A questão é que nessa mudança de ano não fiz a famosa contagem regressiva, não bebi champanhe, não cumprimentei familiares, não fiz uma ótima refeição. Apenas li e dormi bastante. E, depois de dois dias, bem-vindo de volta ao cotidiano! E estou com uma boa sensação e bons prognósticos para esse novo ano.
Ah... eu ia me esquecendo dos livros! O primeiro deles, que li de um só fôlego, é o último romance do colombiano Gabriel García Márquez: "Memória de minhas putas tristes". Vale a pena ler a divertida história de um velho que, ao completar 90 anos, acaba se apaixonando por uma garota virgem que se inicia na prostituição. A cena do velho andando de bicicleta e cantando "com ares do grande Caruso" nos mostra a que os sentimentos nos expõe quando estamos amando.
Depois desse, comecei e também terminei bem rápido, um outro livro, agora de características bem diferentes das do primeiro, mas igualmente interessante. "O enigma de Sally" é o título desse romance, escrito por Phyllis Dorothy James White, escritora inglesa que depois de ter trabalhado na Cruz Vermelha durante a Segunda Guerra Mundial, no Serviço de Segurança Britânico e também para o Departamento de Polícia, estreou na literatura aos 42 anos, tornando-se uma grande escritora de romances policias. A história em questão trata da morte de uma jovem, empregada da casa e mãe de um menino, assassinada horas depois de anunciar seu casamento com o filho da família de aristocratas ingleses. Rapidamente ingressamos na trama e passamos a viver o dia-a-dia da família Maxie e dos seus amigos durante as investigações encabeçadas pelo detetive Dalgliesh.
Agora, para encerrar esse período de boas leituras, estou da metade para o final de um terceiro: "O júri". Não me lembro agora do nome do autor americano. Não sei se são as minhas vontades, mas também o estou achando muito bom. Valeu a pena ter passado de um ano para outro com esses temas em mente.
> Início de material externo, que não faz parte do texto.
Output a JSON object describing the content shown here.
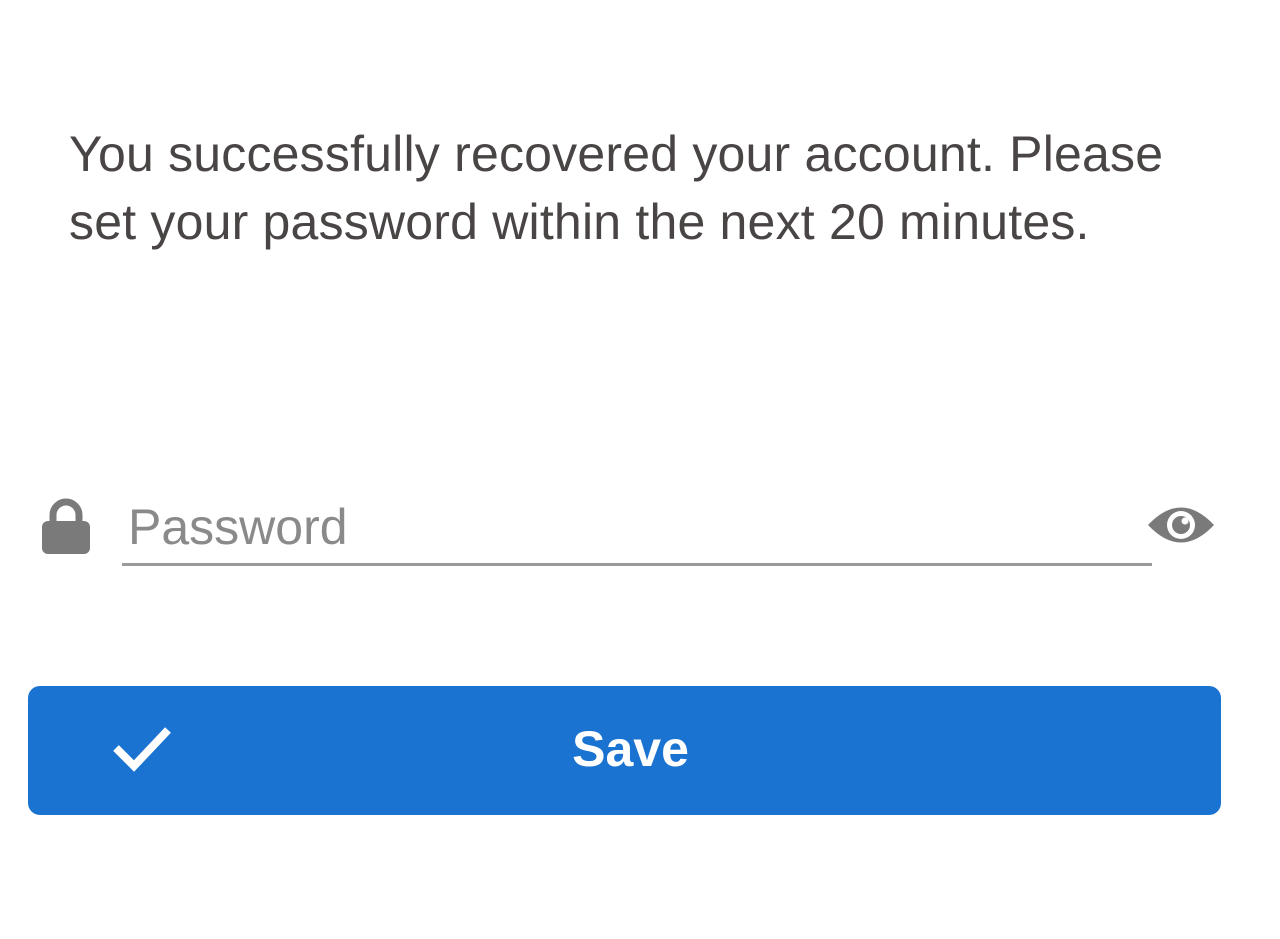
{
  "recovery": {
    "message": "You successfully recovered your account. Please set your password within the next 20 minutes."
  },
  "password_field": {
    "placeholder": "Password",
    "value": "",
    "leading_icon": "lock-icon",
    "trailing_icon": "eye-icon"
  },
  "save_button": {
    "label": "Save",
    "icon": "check-icon"
  },
  "colors": {
    "text": "#4a4545",
    "placeholder": "#8a8a8a",
    "icon": "#7a7a7a",
    "accent": "#1a73d0",
    "button_text": "#ffffff"
  }
}
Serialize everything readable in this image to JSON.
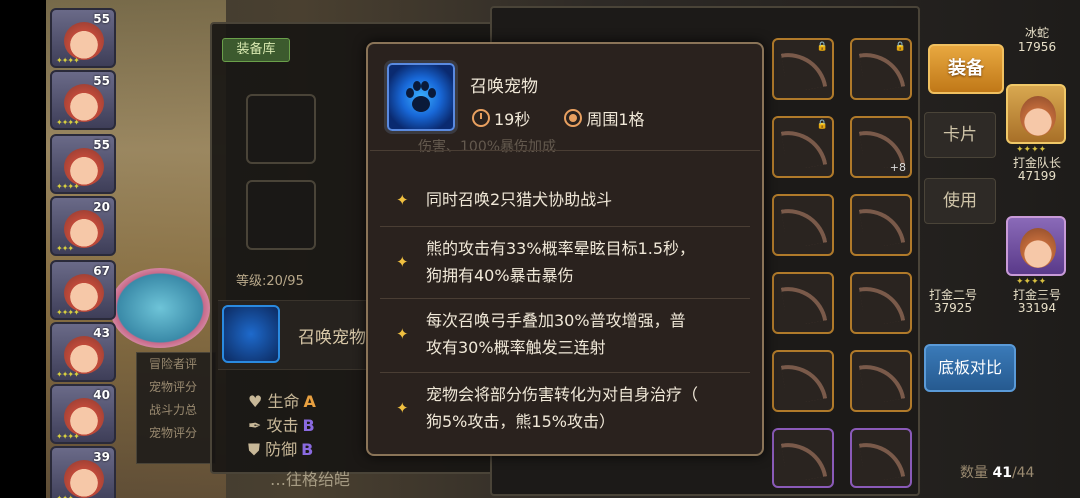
{
  "left_heroes": [
    {
      "level": "55"
    },
    {
      "level": "55"
    },
    {
      "level": "55"
    },
    {
      "level": "20"
    },
    {
      "level": "67"
    },
    {
      "level": "43"
    },
    {
      "level": "40"
    },
    {
      "level": "39"
    }
  ],
  "mid_panel": {
    "tab_label": "装备库",
    "level_text": "等级:20/95",
    "pet_name": "召唤宠物",
    "stats": [
      {
        "label": "生命",
        "grade": "A",
        "color": "#e8a040"
      },
      {
        "label": "攻击",
        "grade": "B",
        "color": "#8a6ae0"
      },
      {
        "label": "防御",
        "grade": "B",
        "color": "#8a6ae0"
      }
    ],
    "info_lines": [
      "冒险者评",
      "宠物评分",
      "战斗力总",
      "宠物评分"
    ],
    "bottom_hint": "…往格绐皑"
  },
  "tooltip": {
    "title": "召唤宠物",
    "duration": "19秒",
    "range": "周围1格",
    "cut_line": "伤害、100%暴伤加成",
    "lines": [
      "同时召唤2只猎犬协助战斗",
      "熊的攻击有33%概率晕眩目标1.5秒，",
      "狗拥有40%暴击暴伤",
      "每次召唤弓手叠加30%普攻增强，普",
      "攻有30%概率触发三连射",
      "宠物会将部分伤害转化为对自身治疗（",
      "狗5%攻击，熊15%攻击）"
    ]
  },
  "inventory": {
    "plus_badge": "+8",
    "count_label": "数量",
    "count_value": "41",
    "count_total": "/44"
  },
  "right": {
    "equip_button": "装备",
    "card_button": "卡片",
    "use_button": "使用",
    "compare_button": "底板对比",
    "characters": [
      {
        "name": "冰蛇",
        "power": "17956"
      },
      {
        "name": "打金队长",
        "power": "47199"
      },
      {
        "name": "打金二号",
        "power": "37925"
      },
      {
        "name": "打金三号",
        "power": "33194"
      }
    ]
  }
}
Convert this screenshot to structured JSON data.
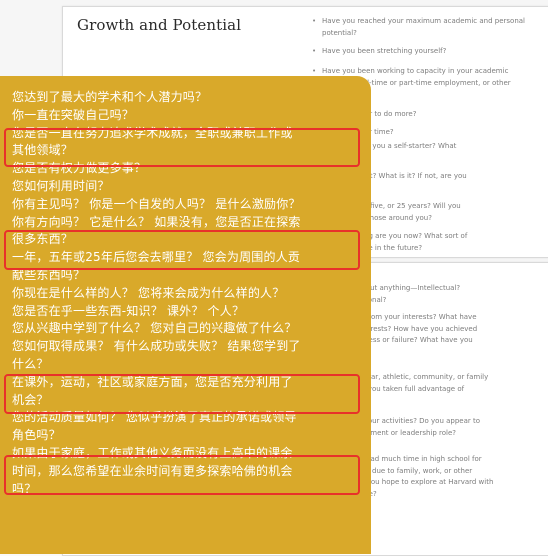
{
  "background_doc": {
    "section_title": "Growth and Potential",
    "bullets_top": [
      {
        "lines": [
          "Have you reached your maximum academic and personal",
          "potential?"
        ]
      },
      {
        "lines": [
          "Have you been stretching yourself?"
        ]
      },
      {
        "lines": [
          "Have you been working to capacity in your academic",
          "and other full-time or part-time employment, or other"
        ]
      },
      {
        "lines": [
          "reserve power to do more?"
        ]
      },
      {
        "lines": [
          "you used your time?"
        ]
      },
      {
        "lines": [
          "initiative? Are you a self-starter? What",
          "ou?"
        ]
      },
      {
        "lines": [
          "a direction yet? What is it? If not, are you",
          "any things?"
        ]
      },
      {
        "lines": [
          "ou be in one, five, or 25 years? Will you",
          "omething to those around you?"
        ]
      },
      {
        "lines": [
          "f human being are you now? What sort of",
          "ing will you be in the future?"
        ]
      }
    ],
    "bullets_bottom": [
      {
        "lines": [
          "re deeply about anything—Intellectual?",
          "rricular? Personal?"
        ]
      },
      {
        "lines": [
          "you learned from your interests? What have",
          "with your interests? How have you achieved",
          "ith what success or failure? What have you",
          "a result?"
        ]
      },
      {
        "lines": [
          "f extracurricular, athletic, community, or family",
          "ments, have you taken full advantage of",
          "ties?"
        ]
      },
      {
        "lines": [
          "e quality of your activities? Do you appear to",
          "nuine commitment or leadership role?"
        ]
      },
      {
        "lines": [
          "ou have not had much time in high school for",
          "cular pursuits due to family, work, or other",
          "ies, what do you hope to explore at Harvard with",
          "ional free time?"
        ]
      }
    ]
  },
  "overlay": {
    "lines": [
      "您达到了最大的学术和个人潜力吗？",
      "你一直在突破自己吗？",
      "您是否一直在努力追求学术成就，全职或兼职工作或",
      "其他领域？",
      "您是否有权力做更多事？",
      "您如何利用时间？",
      "你有主见吗？ 你是一个自发的人吗？ 是什么激励你？",
      "你有方向吗？ 它是什么？ 如果没有，您是否正在探索",
      "很多东西？",
      "一年，五年或25年后您会去哪里？ 您会为周围的人贡",
      "献些东西吗？",
      "你现在是什么样的人？ 您将来会成为什么样的人？",
      "您是否在乎一些东西-知识？ 课外？ 个人？",
      "您从兴趣中学到了什么？ 您对自己的兴趣做了什么？",
      "您如何取得成果？ 有什么成功或失败？ 结果您学到了",
      "什么？",
      "在课外，运动，社区或家庭方面，您是否充分利用了",
      "机会？",
      "您的活动质量如何？ 您似乎扮演了真正的承诺或领导",
      "角色吗？",
      "如果由于家庭，工作或其他义务而没有上高中的课余",
      "时间，那么您希望在业余时间有更多探索哈佛的机会",
      "吗？"
    ]
  },
  "colors": {
    "overlay_bg": "#d9a92a",
    "highlight_border": "#e8322a",
    "overlay_text": "#ffffff"
  }
}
Mas, não se preocupem, não deixei de fazer as minhas reflexões. Para não dizer que a virada passou em branco, quando o relógio indicou meia noite, dei uma parada e coloquei-me a pensar um pouco na vida, como sempre faço nesses períodos. Apenas abandonei temporariamente aquela comemoração tradicional. Continuo apostando na importância das reflexões de fim de ano. Tanto, que até busquei, também para ler, esse pequeno texto: "Quem teve a idéia de cortar o tempo em fatias, a que se deu o nome de ano, foi um indivíduo genial. Industrializou a esperança, fazendo-a funcionar no limite da exaustão. Doze meses dão para qualquer ser humano se cansar e entregar os pontos. Aí entra o milagre da renovação e tudo começa outra vez, com outro número e outra vontade de acreditar, que daqui para diante vai ser diferente". Li o texto e, por alguns instantes, fiquei pensando como Drummond, aproveitando a magia do momento para refletir sobre os últimos doze meses; repensar sobre os objetivos e metas traçadas; e recomeçar, a luta e a caminhada.